Logging or saving a model in ‘components’ mode (using a dictionary to declare components) does not support setting the data type for a constructed pipeline. If you need to override the default behavior of how data is encoded, please save or log a pipeline object.

Note

Overriding the data type for a pipeline when loading as a python_function (pyfunc) model flavor is not supported. The value set for torch_dtype during save_model() or log_model() will persist when loading as pyfunc.

Input data types for audio pipelines

Note that passing raw data to an audio pipeline (raw bytes) requires two separate elements of the same effective library. In order to use the bitrate transposition and conversion of the audio bytes data into numpy nd.array format, the library ffmpeg is required. Installing this package directly from pypi (pip install ffmpeg) does not install the underlying c dll’s that are required to make ffmpeg function. Please consult with the documentation at the ffmpeg website for guidance on your given operating system.

The Audio Pipeline types, when loaded as a python_function (pyfunc) model flavor have three input types available:

  • str

The string input type is meant for blob references (uri locations) that are accessible to the instance of the pyfunc model. This input mode is useful when doing large batch processing of audio inference in Spark due to the inherent limitations of handling large bytes data in Spark DataFrames. Ensure that you have ffmpeg installed in the environment that the pyfunc model is running in order to use str input uri-based inference. If this package is not properly installed (both from pypi and from the ffmpeg binaries), an Exception will be thrown at inference time.

Warning

If using a uri (str) as an input type for a pyfunc model that you are intending to host for realtime inference through the MLflow Model Server, you must specify a custom model signature when logging or saving the model. The default signature input value type of bytes will, in MLflow Model serving, force the conversion of the uri string to bytes, which will cause an Exception to be thrown from the serving process stating that the soundfile is corrupt.

An example of specifying an appropriate uri-based input model signature for an audio model is shown below:

from mlflow.models import infer_signature
from mlflow.transformers import generate_signature_output

url = "https://www.mywebsite.com/sound/files/for/transcription/file111.mp3"
signature = infer_signature(url, generate_signature_output(my_audio_pipeline, url))
with mlflow.start_run():
    mlflow.transformers.log_model(
        transformers_model=my_audio_pipeline,
        artifact_path="my_transcriber",
        signature=signature,
    )
  • bytes

This is the default serialization format of audio files.
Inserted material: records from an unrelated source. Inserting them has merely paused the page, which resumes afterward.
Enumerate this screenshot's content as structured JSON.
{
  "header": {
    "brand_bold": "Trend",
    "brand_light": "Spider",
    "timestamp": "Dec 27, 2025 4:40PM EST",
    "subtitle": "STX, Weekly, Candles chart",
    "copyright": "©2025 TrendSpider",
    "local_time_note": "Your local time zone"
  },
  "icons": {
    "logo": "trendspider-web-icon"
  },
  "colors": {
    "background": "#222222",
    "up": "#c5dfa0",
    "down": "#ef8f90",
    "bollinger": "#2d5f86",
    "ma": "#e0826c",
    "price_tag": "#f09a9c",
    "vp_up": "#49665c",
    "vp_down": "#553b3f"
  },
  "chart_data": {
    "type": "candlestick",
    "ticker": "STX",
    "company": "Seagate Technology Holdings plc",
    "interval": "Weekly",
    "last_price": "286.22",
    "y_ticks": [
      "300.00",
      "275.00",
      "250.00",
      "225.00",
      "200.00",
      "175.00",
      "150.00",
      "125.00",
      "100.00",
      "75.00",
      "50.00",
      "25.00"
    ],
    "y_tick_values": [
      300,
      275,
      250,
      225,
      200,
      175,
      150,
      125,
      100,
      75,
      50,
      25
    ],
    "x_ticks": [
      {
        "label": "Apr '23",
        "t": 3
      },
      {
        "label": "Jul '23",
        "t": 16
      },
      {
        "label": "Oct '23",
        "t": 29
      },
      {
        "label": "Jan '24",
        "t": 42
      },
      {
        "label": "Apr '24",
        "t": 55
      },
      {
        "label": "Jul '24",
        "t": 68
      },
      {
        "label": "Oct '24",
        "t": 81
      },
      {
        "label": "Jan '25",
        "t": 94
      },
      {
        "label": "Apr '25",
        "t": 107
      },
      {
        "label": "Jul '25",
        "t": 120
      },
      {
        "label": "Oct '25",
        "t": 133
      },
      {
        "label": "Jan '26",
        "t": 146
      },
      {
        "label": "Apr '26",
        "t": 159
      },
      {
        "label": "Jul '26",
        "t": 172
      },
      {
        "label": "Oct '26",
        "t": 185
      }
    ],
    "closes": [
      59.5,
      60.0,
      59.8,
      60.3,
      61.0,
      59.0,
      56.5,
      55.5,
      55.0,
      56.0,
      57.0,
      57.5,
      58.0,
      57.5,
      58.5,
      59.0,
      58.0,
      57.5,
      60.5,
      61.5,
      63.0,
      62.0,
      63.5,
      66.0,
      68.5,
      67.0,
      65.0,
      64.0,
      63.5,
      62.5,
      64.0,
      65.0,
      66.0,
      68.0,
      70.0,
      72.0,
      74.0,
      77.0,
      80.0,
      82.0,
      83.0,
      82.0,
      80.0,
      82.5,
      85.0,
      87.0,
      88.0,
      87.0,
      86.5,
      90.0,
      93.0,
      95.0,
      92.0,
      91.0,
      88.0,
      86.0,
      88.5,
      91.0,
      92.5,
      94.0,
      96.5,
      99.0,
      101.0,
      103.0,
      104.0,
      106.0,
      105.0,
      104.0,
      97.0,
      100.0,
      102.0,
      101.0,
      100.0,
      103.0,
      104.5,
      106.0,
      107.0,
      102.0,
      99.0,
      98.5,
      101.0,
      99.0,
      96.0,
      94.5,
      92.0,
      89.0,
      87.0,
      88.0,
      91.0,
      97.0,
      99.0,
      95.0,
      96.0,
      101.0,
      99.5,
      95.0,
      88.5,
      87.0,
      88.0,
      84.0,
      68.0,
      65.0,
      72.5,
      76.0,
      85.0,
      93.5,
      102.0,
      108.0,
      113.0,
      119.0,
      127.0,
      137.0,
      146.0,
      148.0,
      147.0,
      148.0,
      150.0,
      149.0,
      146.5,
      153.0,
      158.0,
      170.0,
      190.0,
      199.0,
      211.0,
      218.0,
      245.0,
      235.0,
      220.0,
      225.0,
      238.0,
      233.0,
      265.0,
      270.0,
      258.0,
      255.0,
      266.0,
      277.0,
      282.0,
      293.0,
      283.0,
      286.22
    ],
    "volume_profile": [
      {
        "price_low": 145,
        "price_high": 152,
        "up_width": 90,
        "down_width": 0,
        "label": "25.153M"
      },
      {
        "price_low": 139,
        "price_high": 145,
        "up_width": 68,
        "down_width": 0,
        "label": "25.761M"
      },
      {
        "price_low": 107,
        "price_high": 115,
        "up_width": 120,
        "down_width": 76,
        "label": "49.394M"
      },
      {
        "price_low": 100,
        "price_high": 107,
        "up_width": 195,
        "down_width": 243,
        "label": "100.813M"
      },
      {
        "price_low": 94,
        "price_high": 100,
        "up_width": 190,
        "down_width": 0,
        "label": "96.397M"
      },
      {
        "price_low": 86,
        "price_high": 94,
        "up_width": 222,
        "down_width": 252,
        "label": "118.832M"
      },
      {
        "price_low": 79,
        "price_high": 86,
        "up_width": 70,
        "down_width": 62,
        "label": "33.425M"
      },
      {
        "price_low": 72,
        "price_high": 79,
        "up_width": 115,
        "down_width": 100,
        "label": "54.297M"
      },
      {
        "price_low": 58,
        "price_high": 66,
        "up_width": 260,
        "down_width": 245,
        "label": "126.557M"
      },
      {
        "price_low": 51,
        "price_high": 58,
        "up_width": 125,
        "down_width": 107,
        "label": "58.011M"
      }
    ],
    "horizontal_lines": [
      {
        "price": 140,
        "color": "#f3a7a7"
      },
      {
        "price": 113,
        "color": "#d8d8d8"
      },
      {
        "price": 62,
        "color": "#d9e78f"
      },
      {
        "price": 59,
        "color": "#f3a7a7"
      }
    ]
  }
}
It is the easiest format to utilize due to the fact that Pipeline implementations will automatically convert the audio bitrate from the file with the use of ffmpeg (a required dependency if using this format) to the bitrate required by the underlying model within the Pipeline. When using the pyfunc representation of the pipeline directly (not through serving), the sound file can be passed directly as bytes without any modification. When used through serving, the bytes data must be base64 encoded.

  • np.ndarray

This input format requires that both the bitrate has been set prior to conversion to numpy.ndarray (i.e., through the use of a package like librosa or pydub) and that the model has been saved with a signature that uses the np.ndarray format for the input.

Note

Audio models being used for serving that intend to utilize pre-formatted audio in np.ndarray format must have the model saved with a signature configuration that reflects this schema. Failure to do so will result in type casting errors due to the default signature for audio transformers pipelines being set as expecting binary (bytes) data. The serving endpoint cannot accept a union of types, so a particular model instance must choose one or the other as an allowed input type.